We are witnessing the renaissance of Marxism on an international scale, says The Guardian newspaper.

This is not so much a new post  but rather a 'heads up' on a recent article in The Guardian and which will probably be of interest to the growing number of people fed up with mainstream New Zealand politics  and the lack of any real political alternatives to the neoliberal status quo.

in 'Why Marxism Is On the Rise Again', Stuart Jefferies outlines how Marxism has emerged as a political force to fill the vacuum left by the collapse of  both Stalinism and Social Democracy.

Marxism, in the West at least, has developed largely off-stage but is now gaining wider political attention.It's no coincidence that this comes at a time of revolution in the Middle  East  and mass struggles in the West.

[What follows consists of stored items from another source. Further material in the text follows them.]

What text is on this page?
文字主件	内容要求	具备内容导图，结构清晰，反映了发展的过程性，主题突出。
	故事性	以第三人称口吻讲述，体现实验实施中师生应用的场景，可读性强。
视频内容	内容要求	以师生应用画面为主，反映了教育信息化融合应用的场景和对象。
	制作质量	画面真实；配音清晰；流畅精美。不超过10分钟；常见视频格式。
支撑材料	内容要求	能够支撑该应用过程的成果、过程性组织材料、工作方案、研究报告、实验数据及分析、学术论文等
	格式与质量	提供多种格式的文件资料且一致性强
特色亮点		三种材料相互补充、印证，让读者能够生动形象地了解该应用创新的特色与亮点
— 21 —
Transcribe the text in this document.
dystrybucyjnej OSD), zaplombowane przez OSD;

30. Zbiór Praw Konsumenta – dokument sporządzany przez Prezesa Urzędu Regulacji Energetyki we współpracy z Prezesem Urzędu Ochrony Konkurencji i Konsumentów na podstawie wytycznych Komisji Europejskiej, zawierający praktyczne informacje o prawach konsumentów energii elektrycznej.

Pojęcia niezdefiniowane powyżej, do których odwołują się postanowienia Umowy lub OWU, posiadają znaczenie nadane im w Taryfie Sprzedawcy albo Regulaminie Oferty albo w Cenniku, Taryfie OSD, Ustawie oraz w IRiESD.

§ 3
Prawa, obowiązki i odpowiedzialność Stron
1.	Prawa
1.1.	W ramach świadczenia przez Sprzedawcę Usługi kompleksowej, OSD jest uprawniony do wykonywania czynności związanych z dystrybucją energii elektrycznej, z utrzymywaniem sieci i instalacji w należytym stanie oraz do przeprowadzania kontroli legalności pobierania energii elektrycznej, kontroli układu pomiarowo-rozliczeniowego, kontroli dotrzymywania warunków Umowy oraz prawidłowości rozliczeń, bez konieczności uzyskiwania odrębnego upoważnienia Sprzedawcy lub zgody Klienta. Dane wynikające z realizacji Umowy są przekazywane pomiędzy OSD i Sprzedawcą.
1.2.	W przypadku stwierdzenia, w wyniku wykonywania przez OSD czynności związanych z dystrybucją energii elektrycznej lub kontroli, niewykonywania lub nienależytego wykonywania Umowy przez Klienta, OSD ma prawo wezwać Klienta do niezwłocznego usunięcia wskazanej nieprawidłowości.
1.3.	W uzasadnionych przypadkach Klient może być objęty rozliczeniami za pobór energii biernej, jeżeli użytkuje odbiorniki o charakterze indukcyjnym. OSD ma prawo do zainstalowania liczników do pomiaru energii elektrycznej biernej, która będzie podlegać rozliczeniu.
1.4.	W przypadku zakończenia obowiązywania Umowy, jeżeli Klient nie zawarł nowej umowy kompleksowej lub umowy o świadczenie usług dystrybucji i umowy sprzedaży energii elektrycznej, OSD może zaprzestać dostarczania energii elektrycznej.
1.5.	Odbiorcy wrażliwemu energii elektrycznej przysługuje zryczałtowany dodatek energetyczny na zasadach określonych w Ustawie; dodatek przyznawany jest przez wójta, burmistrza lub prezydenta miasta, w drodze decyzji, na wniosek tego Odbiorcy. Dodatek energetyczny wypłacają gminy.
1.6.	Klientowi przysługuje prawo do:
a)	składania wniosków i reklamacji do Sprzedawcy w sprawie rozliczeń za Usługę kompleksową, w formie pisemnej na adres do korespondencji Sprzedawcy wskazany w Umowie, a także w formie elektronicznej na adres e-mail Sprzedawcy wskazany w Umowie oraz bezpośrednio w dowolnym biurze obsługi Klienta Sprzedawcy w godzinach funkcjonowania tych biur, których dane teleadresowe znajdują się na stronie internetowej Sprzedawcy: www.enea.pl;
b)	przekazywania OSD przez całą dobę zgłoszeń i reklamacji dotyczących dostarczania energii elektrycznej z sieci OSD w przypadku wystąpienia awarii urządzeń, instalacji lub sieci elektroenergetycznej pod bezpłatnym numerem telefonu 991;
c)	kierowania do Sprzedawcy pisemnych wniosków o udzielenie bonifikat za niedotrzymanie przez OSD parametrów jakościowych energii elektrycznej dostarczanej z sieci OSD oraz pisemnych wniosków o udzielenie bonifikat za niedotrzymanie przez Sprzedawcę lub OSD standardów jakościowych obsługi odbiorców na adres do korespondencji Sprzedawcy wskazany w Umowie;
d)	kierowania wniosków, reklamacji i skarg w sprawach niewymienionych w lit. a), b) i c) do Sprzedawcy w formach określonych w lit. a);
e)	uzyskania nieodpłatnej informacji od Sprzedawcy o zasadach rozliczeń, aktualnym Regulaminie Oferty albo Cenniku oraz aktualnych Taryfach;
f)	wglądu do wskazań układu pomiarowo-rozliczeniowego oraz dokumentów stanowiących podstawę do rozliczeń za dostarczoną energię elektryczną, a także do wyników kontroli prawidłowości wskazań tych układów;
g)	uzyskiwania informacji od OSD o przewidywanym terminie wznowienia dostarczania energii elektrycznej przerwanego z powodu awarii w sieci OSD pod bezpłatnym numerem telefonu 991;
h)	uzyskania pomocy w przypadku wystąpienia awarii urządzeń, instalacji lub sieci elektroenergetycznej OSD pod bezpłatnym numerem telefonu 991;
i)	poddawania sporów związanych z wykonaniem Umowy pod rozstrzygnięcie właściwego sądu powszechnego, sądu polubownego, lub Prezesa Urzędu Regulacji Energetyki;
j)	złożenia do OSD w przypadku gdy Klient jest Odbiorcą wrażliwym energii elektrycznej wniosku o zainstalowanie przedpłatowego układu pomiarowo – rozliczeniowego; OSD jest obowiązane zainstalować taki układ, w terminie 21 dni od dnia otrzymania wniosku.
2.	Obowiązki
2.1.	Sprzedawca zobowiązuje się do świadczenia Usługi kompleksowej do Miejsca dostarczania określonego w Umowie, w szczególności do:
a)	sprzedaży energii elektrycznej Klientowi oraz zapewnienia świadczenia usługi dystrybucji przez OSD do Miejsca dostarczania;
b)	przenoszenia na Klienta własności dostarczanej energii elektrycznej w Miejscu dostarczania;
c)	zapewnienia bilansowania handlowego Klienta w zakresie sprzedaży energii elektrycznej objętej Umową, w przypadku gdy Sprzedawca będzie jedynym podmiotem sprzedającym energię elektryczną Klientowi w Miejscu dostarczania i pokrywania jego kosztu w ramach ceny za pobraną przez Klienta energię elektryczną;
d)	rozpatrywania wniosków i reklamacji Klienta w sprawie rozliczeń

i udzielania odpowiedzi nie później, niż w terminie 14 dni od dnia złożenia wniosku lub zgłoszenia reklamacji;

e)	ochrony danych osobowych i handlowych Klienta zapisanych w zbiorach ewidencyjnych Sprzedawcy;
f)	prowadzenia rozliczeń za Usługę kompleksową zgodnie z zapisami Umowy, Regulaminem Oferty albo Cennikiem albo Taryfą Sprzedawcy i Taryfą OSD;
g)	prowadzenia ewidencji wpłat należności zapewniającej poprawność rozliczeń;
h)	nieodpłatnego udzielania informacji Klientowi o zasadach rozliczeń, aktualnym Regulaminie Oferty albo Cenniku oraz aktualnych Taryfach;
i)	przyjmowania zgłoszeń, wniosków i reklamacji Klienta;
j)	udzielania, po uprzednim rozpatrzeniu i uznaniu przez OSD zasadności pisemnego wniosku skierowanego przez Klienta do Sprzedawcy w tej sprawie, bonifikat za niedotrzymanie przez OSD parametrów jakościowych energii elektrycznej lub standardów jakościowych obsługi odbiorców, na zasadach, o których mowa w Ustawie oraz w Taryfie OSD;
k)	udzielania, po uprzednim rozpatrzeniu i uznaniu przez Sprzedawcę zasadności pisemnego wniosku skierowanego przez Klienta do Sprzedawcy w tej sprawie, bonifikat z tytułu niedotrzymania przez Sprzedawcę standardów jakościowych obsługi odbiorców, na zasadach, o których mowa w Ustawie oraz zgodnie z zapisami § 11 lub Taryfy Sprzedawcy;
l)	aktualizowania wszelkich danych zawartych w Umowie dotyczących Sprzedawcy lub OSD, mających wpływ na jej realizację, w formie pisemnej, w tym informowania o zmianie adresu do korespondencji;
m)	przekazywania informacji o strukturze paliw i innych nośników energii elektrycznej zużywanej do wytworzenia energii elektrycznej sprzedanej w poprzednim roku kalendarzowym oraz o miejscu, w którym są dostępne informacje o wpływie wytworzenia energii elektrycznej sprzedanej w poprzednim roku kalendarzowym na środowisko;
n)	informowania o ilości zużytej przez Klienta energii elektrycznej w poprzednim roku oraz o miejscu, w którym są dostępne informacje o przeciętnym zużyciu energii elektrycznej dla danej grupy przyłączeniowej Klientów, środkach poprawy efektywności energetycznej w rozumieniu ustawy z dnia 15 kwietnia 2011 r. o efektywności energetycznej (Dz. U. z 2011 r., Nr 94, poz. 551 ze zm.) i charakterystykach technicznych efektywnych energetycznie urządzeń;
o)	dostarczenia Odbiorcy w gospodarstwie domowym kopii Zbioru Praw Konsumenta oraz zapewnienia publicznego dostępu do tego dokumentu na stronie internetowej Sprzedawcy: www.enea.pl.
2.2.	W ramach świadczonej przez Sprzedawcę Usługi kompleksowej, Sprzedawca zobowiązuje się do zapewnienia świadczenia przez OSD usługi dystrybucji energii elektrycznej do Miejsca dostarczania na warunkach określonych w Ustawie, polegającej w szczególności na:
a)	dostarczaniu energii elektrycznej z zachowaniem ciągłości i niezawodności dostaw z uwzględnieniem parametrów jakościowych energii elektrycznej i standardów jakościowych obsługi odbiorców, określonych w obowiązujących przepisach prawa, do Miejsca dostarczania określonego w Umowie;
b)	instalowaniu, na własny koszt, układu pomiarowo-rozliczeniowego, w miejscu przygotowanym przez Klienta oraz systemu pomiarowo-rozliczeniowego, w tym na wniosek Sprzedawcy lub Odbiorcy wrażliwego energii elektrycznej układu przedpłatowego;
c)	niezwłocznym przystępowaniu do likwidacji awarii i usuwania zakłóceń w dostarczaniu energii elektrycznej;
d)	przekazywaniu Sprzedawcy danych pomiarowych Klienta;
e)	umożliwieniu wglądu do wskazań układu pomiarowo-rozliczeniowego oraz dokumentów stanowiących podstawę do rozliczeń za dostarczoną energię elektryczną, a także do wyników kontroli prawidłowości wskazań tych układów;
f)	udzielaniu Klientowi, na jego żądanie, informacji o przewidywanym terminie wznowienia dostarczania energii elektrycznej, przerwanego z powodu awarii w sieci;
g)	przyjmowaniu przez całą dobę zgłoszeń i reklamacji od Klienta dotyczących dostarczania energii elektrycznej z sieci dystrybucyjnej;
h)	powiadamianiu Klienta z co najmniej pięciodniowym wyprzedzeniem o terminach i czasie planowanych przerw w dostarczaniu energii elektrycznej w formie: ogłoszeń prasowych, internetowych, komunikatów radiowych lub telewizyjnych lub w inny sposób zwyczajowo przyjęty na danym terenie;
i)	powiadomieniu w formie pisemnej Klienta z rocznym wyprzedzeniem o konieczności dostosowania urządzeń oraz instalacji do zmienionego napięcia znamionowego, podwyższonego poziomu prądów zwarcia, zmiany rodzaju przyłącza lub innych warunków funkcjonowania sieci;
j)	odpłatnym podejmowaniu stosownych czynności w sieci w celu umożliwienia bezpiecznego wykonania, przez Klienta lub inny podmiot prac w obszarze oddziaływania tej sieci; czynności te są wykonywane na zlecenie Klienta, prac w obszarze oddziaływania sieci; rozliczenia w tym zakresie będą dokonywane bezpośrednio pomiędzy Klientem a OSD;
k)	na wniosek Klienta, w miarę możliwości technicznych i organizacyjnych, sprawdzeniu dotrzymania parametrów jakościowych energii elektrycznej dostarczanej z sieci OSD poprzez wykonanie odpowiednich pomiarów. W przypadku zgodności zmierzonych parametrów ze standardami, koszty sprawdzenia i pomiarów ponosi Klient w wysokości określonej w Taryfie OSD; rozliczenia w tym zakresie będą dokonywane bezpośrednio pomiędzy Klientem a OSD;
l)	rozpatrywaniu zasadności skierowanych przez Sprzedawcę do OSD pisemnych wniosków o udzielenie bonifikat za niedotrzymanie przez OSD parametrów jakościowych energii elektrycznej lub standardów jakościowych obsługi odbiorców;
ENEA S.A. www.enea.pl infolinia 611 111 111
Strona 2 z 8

Jefferies quotes a young English student:

"The point is that younger people weren't around when Thatcher was in power or when Marxism was associated with the Soviet Union," she says. "We tend to see it more as a way of understanding what we're going through now. Think of what's happening in Egypt. When Mubarak fell it was so inspiring. It broke so many stereotypes – democracy wasn't supposed to be something that people would fight for in the Muslim world. It vindicates revolution as a process, not as an event. So there was a revolution in Egypt, and a counter-revolution and a counter-counter revolution. What we learned from it was the importance of organisation."

Continues Jefferies:

This, surely is the key to understanding Marxism's renaissance in the west: for younger people, it is untainted by association with Stalinist gulags. For younger people too, Francis Fukuyama's triumphalism in his 1992 book 'The End of History' – in which capitalism seemed incontrovertible, its overthrow impossible to imagine – exercises less of a choke-hold on their imaginations than it does on those of their elders.